I cannot wait, each and every day, to return home to that very emptiness of which you speak, both in a personal and a physical sense. It's my sanctuary.
And for me, stability is best achieved without the drama and constant compromise that exists within the dynamic of a romantic relationship.
I am extremely content being alone.
(If I ever again commit to a woman, she'll have to accept that I do not desire to live with her. It can work: I knew an older gentleman, very educated, who lived separately from his wife, and on weekends, they'd alternate one staying with the other.)
Lol... exactly. It's funny how different people can be, and how many think it's the same for everyone. I personally LOVE that empiness, that silence, that feeling that I'm alone with myself.
Regarding sex, I like it, and I' did know at about 20 that no way I'm gonna marry till at least age 35-40, just because it'd drive me crazy to fuck the same female over and over for decades. Good for me - I haven't ever had any issues with finding a girl so it's easy to speak and be careless. Some people are happy to find at least a single partner who'd like to fuck them, I can understand that too. Plenty of ppl who got married that I knew in the past - they did the right thing, just because now they'd not be very succesfull at finding sex.

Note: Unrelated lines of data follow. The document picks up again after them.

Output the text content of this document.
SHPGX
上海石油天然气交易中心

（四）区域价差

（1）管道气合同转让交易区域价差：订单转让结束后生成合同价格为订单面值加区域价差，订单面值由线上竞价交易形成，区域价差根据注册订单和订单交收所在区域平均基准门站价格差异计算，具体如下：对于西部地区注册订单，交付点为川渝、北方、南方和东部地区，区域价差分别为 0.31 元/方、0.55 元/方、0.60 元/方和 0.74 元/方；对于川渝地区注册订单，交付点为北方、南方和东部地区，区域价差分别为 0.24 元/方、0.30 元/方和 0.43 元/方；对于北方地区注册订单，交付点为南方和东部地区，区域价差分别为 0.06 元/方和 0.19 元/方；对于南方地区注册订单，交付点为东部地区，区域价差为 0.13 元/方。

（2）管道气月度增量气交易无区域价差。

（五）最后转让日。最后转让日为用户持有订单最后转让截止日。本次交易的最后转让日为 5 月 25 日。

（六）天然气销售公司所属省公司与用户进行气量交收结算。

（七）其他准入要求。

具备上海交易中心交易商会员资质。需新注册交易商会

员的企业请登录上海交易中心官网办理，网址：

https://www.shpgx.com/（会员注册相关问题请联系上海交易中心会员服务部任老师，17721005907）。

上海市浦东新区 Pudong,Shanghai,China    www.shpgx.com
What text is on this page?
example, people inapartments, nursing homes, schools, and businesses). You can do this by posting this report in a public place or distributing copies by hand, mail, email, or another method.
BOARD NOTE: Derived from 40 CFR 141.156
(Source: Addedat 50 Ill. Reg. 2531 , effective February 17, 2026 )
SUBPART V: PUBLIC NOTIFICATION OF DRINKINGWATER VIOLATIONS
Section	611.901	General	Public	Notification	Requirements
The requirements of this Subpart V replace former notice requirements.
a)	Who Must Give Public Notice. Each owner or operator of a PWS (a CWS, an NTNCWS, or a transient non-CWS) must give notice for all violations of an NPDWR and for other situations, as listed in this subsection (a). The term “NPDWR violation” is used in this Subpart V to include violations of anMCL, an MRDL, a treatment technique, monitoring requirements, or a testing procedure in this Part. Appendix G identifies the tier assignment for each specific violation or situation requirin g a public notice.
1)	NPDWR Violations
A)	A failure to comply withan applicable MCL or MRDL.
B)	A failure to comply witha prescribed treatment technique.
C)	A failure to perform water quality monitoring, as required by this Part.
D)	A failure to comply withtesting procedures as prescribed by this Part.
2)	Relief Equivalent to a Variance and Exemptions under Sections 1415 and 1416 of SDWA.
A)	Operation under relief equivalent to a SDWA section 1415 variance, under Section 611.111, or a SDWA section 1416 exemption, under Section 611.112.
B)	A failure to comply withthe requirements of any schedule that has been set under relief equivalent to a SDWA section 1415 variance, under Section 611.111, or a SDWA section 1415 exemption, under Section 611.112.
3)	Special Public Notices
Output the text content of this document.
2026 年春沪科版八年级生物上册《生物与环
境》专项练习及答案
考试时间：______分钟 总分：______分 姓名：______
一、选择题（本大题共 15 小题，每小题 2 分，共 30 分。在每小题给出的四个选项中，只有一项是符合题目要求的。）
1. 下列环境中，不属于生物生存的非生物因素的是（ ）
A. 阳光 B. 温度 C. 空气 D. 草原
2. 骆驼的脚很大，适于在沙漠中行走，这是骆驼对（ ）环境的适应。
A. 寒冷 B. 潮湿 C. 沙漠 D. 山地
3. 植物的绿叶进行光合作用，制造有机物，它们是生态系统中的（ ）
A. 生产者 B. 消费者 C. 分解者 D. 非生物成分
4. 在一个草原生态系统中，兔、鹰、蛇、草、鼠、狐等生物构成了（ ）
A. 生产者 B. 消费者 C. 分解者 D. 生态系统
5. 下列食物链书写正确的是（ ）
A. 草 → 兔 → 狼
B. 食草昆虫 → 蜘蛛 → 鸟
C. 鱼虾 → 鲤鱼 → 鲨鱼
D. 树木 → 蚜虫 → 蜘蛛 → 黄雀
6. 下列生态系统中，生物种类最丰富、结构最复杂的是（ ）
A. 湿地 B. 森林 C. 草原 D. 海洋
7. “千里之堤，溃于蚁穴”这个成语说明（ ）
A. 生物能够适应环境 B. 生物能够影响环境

People are gullible, tricked by nature and by the lies of society that everyone want to believe (happily ever after), the reality is usualy pretty ugly. The worst is when someone (like dude from my remote family circle), who was married for 27 years and got divorced recently. For another woman, and it took him like four years to man up to do that, he said that he haven't been happy for many years, but was too afraid to change anything. What kind of fukkin remorse must be to waste so many years living a torture.